Les ménages montréalais trônent au sommet du palmarès, ne générant en moyenne que 5,4 tonnes de gaz à effet de serre (GES) par an grâce à l'utilisation répandue de l'hydroélectricité. La forte densité de la population dans la métropole québécoise permettrait également aux automobilistes de minimiser leurs déplacements et, ainsi, de modérer leur consommation de carburant.

La ville d'Edmonton, suivie de près par Calgary (18,7 tonnes), occupe le dernier rang au pays avec une moyenne annuelle de 20,7 tonnes de GES par ménage, notamment en raison de son utilisation du charbon et de l'éparpillement de sa population. Les températures très froides de ces deux villes expliquent aussi leur importante consommation d'énergie pour garder les maisons au chaud.

Vancouver suit Montréal

Vancouver (7,2 tonnes), en dépit de son climat plus clément, se range derrière Montréal à cause de la consommation résidentielle de gaz naturel. Également disponible dans la métropole québécoise, le gaz naturel y est cependant plus coûteux que l'hydroélectricité.

S'alimentant également en hydroélectricité, Winnipeg (8,1 tonnes) occupe le troisième rang tout juste devant Toronto (9,6 tonnes), et ce, malgré ses hivers impitoyables.

«Les implications de notre analyse sont assez simples, avance le rapport. Si nous encourageons la densification urbaine et la mise au point d'énergies qui génèrent peu de dioxyde de carbone, les ménages produisent moins de GES.»

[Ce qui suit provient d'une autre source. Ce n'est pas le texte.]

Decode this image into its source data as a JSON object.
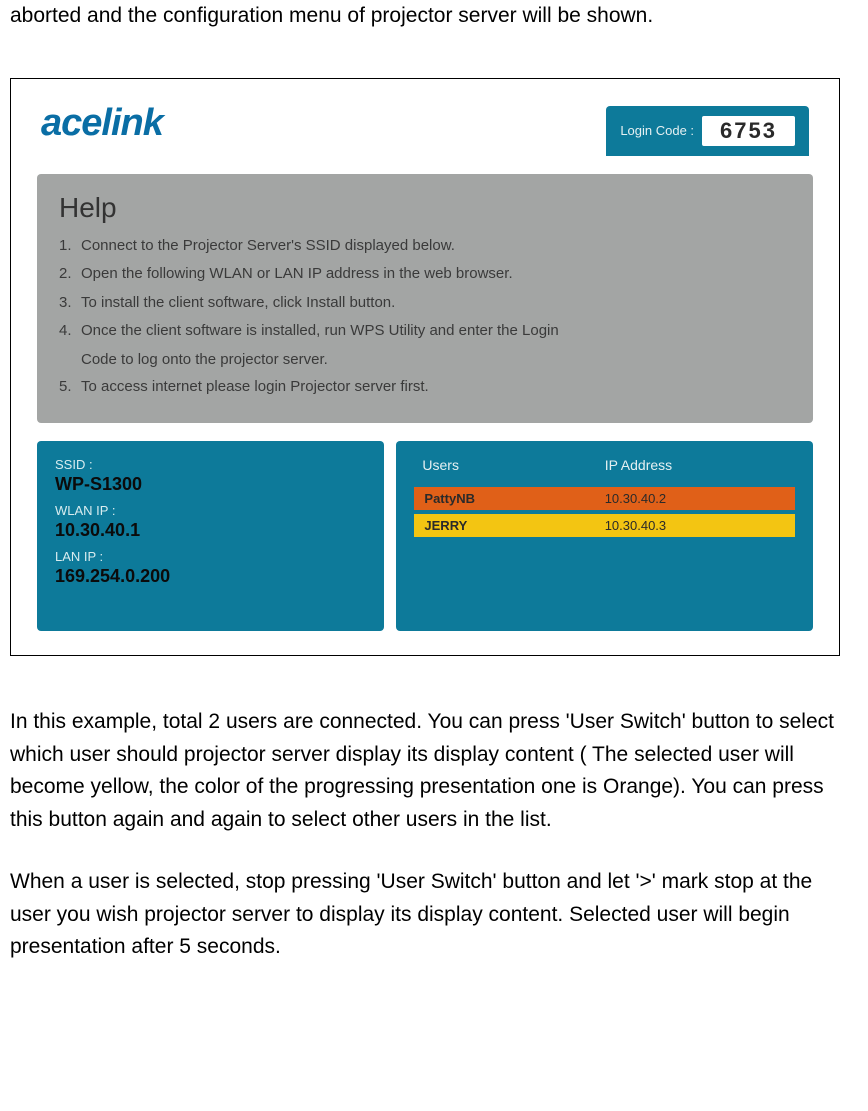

«Une personne qui vit à Montréal peut marcher jusqu'à l'épicerie, accompagner à pied ses enfants jusqu'à l'école. Elle n'a pas à se rendre partout en automobile, tandis qu'à Edmonton, c'est malheureusement le cas», a expliqué le professeur Sumeet Gulati, un des auteurs de l'étude.

L'étude révèle une tendance à la baisse dans chaque ville. Les émissions annuelles de GES par ménage ont diminué de près de 16 % au cours des 12 années analysées, au fur et à mesure que la conscience environnementale des gouvernements et des citoyens s'est développée.